赵亦尘胳膊伸入她腋下,把她往胸口提了提,迫使她与自己对视,“为了证明你的真心,如今我说一件事,你必须答应。”
燕七看他神情无比的郑重,心里有些怯怯的,问:“什么事啊?”
“就是我已经向圣上说明,想让太后为我们赐婚……”
“我……”
“不许说不!”赵亦尘打断她的话。
“你怎么那么霸道?”燕七有些丧气,她还不想这么早成亲,什么事业都没做呢,“能不能再缓缓?”
“不能!”他果断而坚决。
燕七噘着嘴,“我难道不能考虑一下?”
“要考虑等嫁过来,在好好考虑!”赵亦尘捧着她的脸,“你不想嫁过来,除非你还有别的打算?”
嫁过去了,还考虑啥,“我没有,只是觉得太突然了。”
“突然什么呀,我们半年前都成亲了,我要是再努力点,说不定你就是孩子他娘了。”赵亦尘突然神情变得虔诚,期待,热切:“别拒绝,你知道我费了多大的力气才说服圣上。”

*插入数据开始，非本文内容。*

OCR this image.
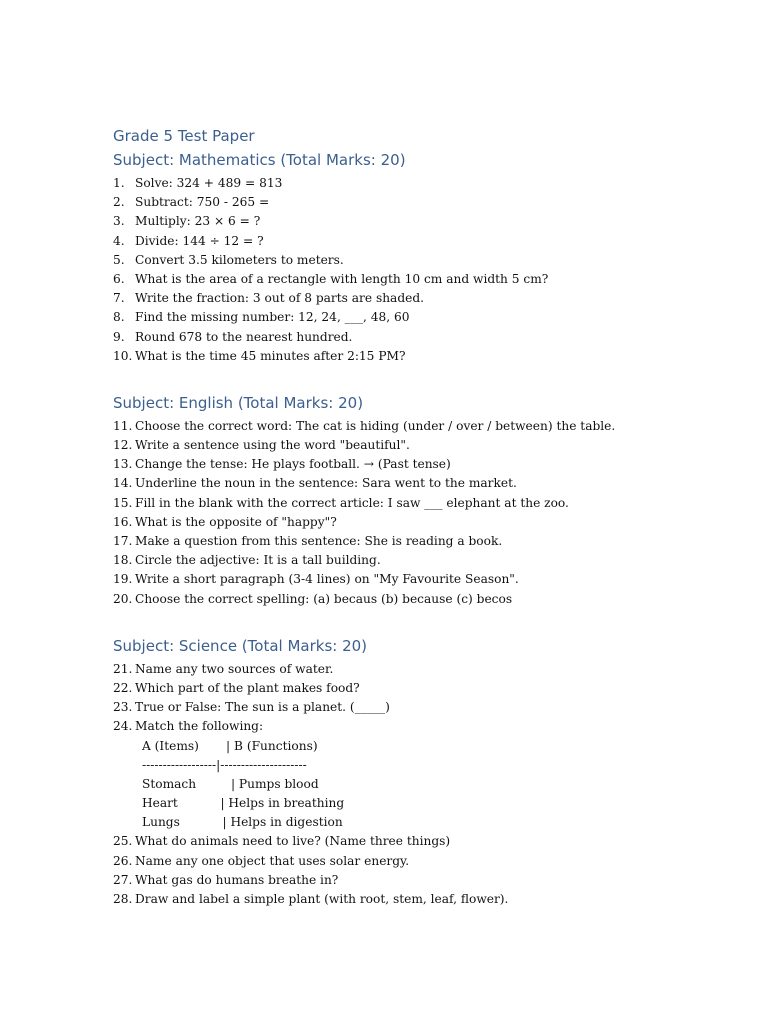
Grade 5 Test Paper
Subject: Mathematics (Total Marks: 20)
1. Solve: 324 + 489 = 813
2. Subtract: 750 - 265 =
3. Multiply: 23 × 6 = ?
4. Divide: 144 ÷ 12 = ?
5. Convert 3.5 kilometers to meters.
6. What is the area of a rectangle with length 10 cm and width 5 cm?
7. Write the fraction: 3 out of 8 parts are shaded.
8. Find the missing number: 12, 24, ___, 48, 60
9. Round 678 to the nearest hundred.
10. What is the time 45 minutes after 2:15 PM?
Subject: English (Total Marks: 20)
11. Choose the correct word: The cat is hiding (under / over / between) the table.
12. Write a sentence using the word "beautiful".
13. Change the tense: He plays football. → (Past tense)
14. Underline the noun in the sentence: Sara went to the market.
15. Fill in the blank with the correct article: I saw ___ elephant at the zoo.
16. What is the opposite of "happy"?
17. Make a question from this sentence: She is reading a book.
18. Circle the adjective: It is a tall building.
19. Write a short paragraph (3-4 lines) on "My Favourite Season".
20. Choose the correct spelling: (a) becaus (b) because (c) becos
Subject: Science (Total Marks: 20)
21. Name any two sources of water.
22. Which part of the plant makes food?
23. True or False: The sun is a planet. (_____)
24. Match the following:
A (Items)       | B (Functions)
------------------|---------------------
Stomach         | Pumps blood
Heart           | Helps in breathing
Lungs           | Helps in digestion
25. What do animals need to live? (Name three things)
26. Name any one object that uses solar energy.
27. What gas do humans breathe in?
28. Draw and label a simple plant (with root, stem, leaf, flower).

“可……”燕七真到这一步,心里反而有些排斥,恐慌,又看看他,他长得挺帅的不是,还是皇亲国戚,应该不亏吧?
赵亦尘手上一用力,两人又贴在了一起,“告诉你,我这个人很坏,惹不起的,一旦惹了就甩不掉,你既然惹了就别想逃!”
燕七咬了咬唇,“不能犹豫一下?”心里却说不出的滋味儿,彷徨无措,居然还有一丝喜悦和期待,在内心深处是否也一直渴望着和他生活在一起,算了算了,就当倒霉吧。
“你说能不能?”赵亦尘脸突然靠近,气息抚在她脸上,让她忍不住悸动。
燕七灵动的眼珠子转了转,眼神飘来飘去,不敢在他脸上停留,“能吧!”
赵亦尘看她平时趾高气扬,这会儿连看都不敢看自己了,一扫刚刚的沉闷,一个用力,把她提起,在她来不及惊呼时,突然一甩,把她甩到自己背上,“那我们就去弄出个孩子,看你还敢摇摆不定!”
燕七被他甩的头嗡了一下,咯咯的笑道:“你先把我放下来呀,我答应了好不好!”
赵亦尘侧过脸,“真的?”感受着她柔软的身体在自己背上,特别是那两团柔软,摩擦的他浑身火气上涌,手不知道是不是故意的,在她娇俏的臀部,摩挲了几下。
燕七身上一紧,下意识的加紧双腿,“先放我下来,背着重吗?”
“我的全部都在背上了,你说重不重?”
燕七听到这话,抿着唇忍不住笑了,不知道他说的是真是假,反正听着是很让人心动。
“这个东西送给我当定情信物了。”说着他抖露出那副手串,燕七刚想伸手接过来,他又快速的纳入怀里。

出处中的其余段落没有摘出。